Now, we’re about a week away from discussing (at the end of our exploration of the play) the David Rodes “midpoint theory,” but humor me for a minute or two…
The midpoint of As You Like It comes in the midst of Act Three, Scene Two.
Up until this point, Celia has roughly 190 or so lines in just over 65 speeches. After the midpoint, she has less than 80 lines in fewer than 40 speeches, including the one-line throwaway, “I sleep” at the end of Act Four, Scene One (IV.i.205). She has only six speeches (for a total of EIGHT lines) after she learns the identity of Oliver, the man who will become her husband in the play’s final scene… a scene in which, by the way, she has exactly ZERO lines.
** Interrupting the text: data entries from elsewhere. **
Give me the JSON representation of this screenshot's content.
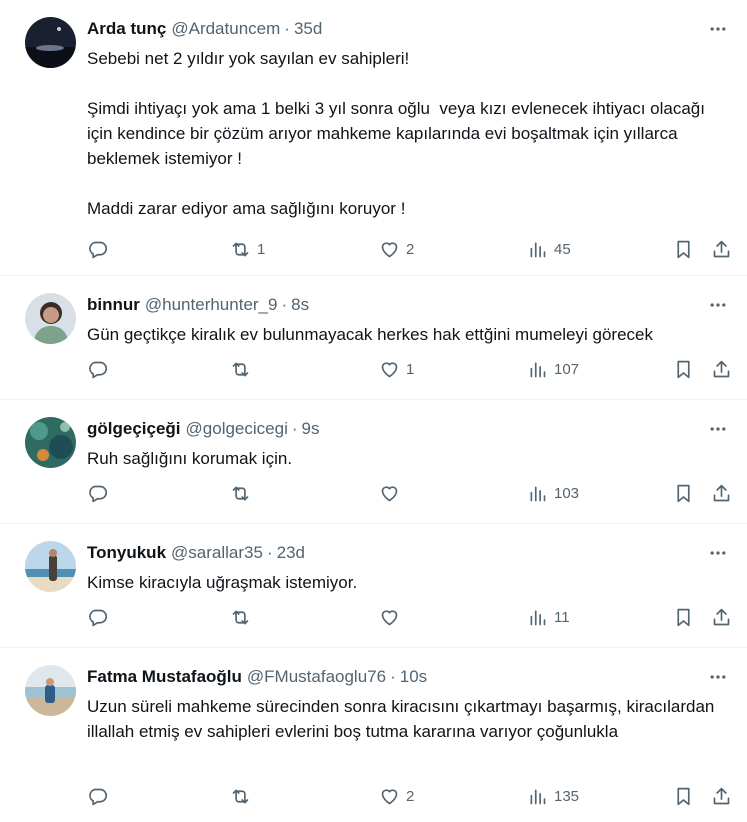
{
  "tweets": [
    {
      "name": "Arda tunç",
      "handle": "@Ardatuncem",
      "time": "35d",
      "text": "Sebebi net 2 yıldır yok sayılan ev sahipleri!\n\nŞimdi ihtiyaçı yok ama 1 belki 3 yıl sonra oğlu  veya kızı evlenecek ihtiyacı olacağı için kendince bir çözüm arıyor mahkeme kapılarında evi boşaltmak için yıllarca beklemek istemiyor !\n\nMaddi zarar ediyor ama sağlığını koruyor !",
      "replies": "",
      "retweets": "1",
      "likes": "2",
      "views": "45"
    },
    {
      "name": "binnur",
      "handle": "@hunterhunter_9",
      "time": "8s",
      "text": "Gün geçtikçe kiralık ev bulunmayacak herkes hak ettğini mumeleyi görecek",
      "replies": "",
      "retweets": "",
      "likes": "1",
      "views": "107"
    },
    {
      "name": "gölgeçiçeği",
      "handle": "@golgecicegi",
      "time": "9s",
      "text": "Ruh sağlığını korumak için.",
      "replies": "",
      "retweets": "",
      "likes": "",
      "views": "103"
    },
    {
      "name": "Tonyukuk",
      "handle": "@sarallar35",
      "time": "23d",
      "text": "Kimse kiracıyla uğraşmak istemiyor.",
      "replies": "",
      "retweets": "",
      "likes": "",
      "views": "11"
    },
    {
      "name": "Fatma Mustafaoğlu",
      "handle": "@FMustafaoglu76",
      "time": "10s",
      "text": "Uzun süreli mahkeme sürecinden sonra kiracısını çıkartmayı başarmış, kiracılardan illallah etmiş ev sahipleri evlerini boş tutma kararına varıyor çoğunlukla",
      "replies": "",
      "retweets": "",
      "likes": "2",
      "views": "135"
    }
  ],
  "icons": {
    "more": "more-horizontal-icon",
    "reply": "reply-icon",
    "retweet": "retweet-icon",
    "like": "heart-icon",
    "views": "views-chart-icon",
    "bookmark": "bookmark-icon",
    "share": "share-icon"
  },
  "colors": {
    "text": "#0f1419",
    "secondary": "#536471",
    "divider": "#eff3f4"
  }
}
If you think that’s bad, take a look at Adam.
Granted, he is a more supporting character, with only 10 speeches in the first half of the play, comprising 65 lines. In the second half of the play, he doesn’t even appear, let alone speak. His last lines are in Act Two, Scene Seven, when Orlando brings him to Duke Senior’s camp. After that, he neither speaks nor is even mentioned. Hell, he isn’t even listed in the stage directions for entrances into the final wedding scene. Does he die after Act Two? Or in the vernacular of Romeo and Juliet, does he pull a Benvolio and simply disappear? You would think if he died, someone might mention that; and if he didn’t, you’d think that he’d be at the wedding of his master.
Why do both these characters have their roles so deeply diminished? I’m not sure… but you have to admit, it is… curious.